La résurrection de l’OTAN

Jusqu’à il y a peu, les États-Unis étaient engagés dans un glissement d’attention stratégique de l’arène atlantique vers l’indopacifique. Depuis jeudi matin 5h00 (heure de Paris), ces doutes autour de l’OTAN sont balayés. Le besoin de défense collective rapproche Varsovie et Paris qui étaient brouillés. Et à Washington, les russophones ont de nouveau la côte ! Pourquoi Poutine a-t-il pris le risque d’arrêter cet effilochage de l’OTAN et l’élargissement des clivages au sein de l’Europe ? La réponse est probablement que ces processus étaient trop lents à son goût et que la Russie n’a pas le temps.

Dans la durée, ce qu’on appelle la culture occidentale est comme les marées qui inéluctablement travaillent des blocs de granite.
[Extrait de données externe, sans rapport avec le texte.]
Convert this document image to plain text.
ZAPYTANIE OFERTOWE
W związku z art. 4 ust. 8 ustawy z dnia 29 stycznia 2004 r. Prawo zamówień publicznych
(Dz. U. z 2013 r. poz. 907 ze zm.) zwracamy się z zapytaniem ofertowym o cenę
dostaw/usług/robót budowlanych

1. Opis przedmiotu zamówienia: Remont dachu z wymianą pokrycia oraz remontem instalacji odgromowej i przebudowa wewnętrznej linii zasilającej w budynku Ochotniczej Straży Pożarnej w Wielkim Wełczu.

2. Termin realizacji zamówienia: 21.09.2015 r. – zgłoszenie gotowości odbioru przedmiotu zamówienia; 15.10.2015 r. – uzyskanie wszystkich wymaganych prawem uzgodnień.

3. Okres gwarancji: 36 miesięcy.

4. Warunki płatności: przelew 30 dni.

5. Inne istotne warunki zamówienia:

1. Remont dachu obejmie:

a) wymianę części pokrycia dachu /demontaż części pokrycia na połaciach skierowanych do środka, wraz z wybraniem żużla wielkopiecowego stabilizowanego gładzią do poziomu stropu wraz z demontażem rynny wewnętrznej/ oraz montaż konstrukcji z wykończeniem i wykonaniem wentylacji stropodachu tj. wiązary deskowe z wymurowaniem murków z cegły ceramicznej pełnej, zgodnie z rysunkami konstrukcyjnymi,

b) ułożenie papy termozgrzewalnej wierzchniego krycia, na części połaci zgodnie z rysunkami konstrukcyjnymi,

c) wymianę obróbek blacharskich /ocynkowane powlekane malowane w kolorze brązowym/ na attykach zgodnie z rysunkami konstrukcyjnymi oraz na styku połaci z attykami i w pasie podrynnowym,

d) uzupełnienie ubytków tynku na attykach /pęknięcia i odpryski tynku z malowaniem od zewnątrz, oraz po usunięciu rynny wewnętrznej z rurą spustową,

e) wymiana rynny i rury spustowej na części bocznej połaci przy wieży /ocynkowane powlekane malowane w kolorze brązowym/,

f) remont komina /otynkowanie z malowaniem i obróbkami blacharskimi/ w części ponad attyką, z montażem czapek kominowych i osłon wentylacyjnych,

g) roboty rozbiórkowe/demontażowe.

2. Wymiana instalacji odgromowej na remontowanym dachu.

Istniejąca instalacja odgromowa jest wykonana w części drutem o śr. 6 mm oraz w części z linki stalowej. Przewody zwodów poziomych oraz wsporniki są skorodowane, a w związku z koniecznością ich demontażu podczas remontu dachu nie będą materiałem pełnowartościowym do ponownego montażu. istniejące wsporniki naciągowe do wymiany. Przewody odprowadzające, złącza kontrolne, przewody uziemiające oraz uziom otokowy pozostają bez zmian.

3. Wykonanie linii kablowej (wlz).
Les Kardashian s’infiltrent partout sur la planète : avez-vous remarqué sur les réseaux sociaux comment des jeunes filles et des femmes partout dans le monde ressemblent de plus en plus à ces vedettes de téléréalité ? Disney, l’alimentation – les Chinois se sont mis à consommer des produits laitiers !-, les intérieurs, la mode vestimentaire (costard cravate et Zara), la sexualité : tous ces éléments s’infiltrent également partout, aplatissent le monde et transforment l’ancien « village global » de l’ère de la télévision en énorme selfie d’écervelé.e.s.

Le cauchemar russe

L’émergence des sentiments nationaux, le désir de porter des jeans, d’écouter du rock, d’acheter du PQ de qualité, du beurre et de bonnes cigarettes ont érodé en son temps l’URSS. Leurs équivalents d’aujourd’hui travaillent la Russie (vous n’avez qu’à demander à Anna Delvey-Sorokin…). Le cauchemar russe, ce sont des collégiennes en cheveux bleus coupés court qui demanderaient qu’on les appelle Boris et non plus Tatiana ! Avec l’iPhone 20, les films Marvel, les Porsche et les stars de YouTube, il sera très difficile de tenir dans la durée.

D.R.

C’est pourquoi Poutine souhaite faire de la Russie une citadelle assiégée, le refuge du véritable Occident (comme les Chrétiens seraient le véritable Israël). Moscou est désormais le siège de la véritable Église et la capitale du Saint Empire. Et selon lui, la Russie n’est pas un pays qui s’est taillé un Empire (comme jadis la France et le Royaume Uni), la Russie est un Empire. Vu de Moscou aujourd’hui, pour parler de l’Empire russe, il faut employer le verbe « être » et non pas « avoir ».    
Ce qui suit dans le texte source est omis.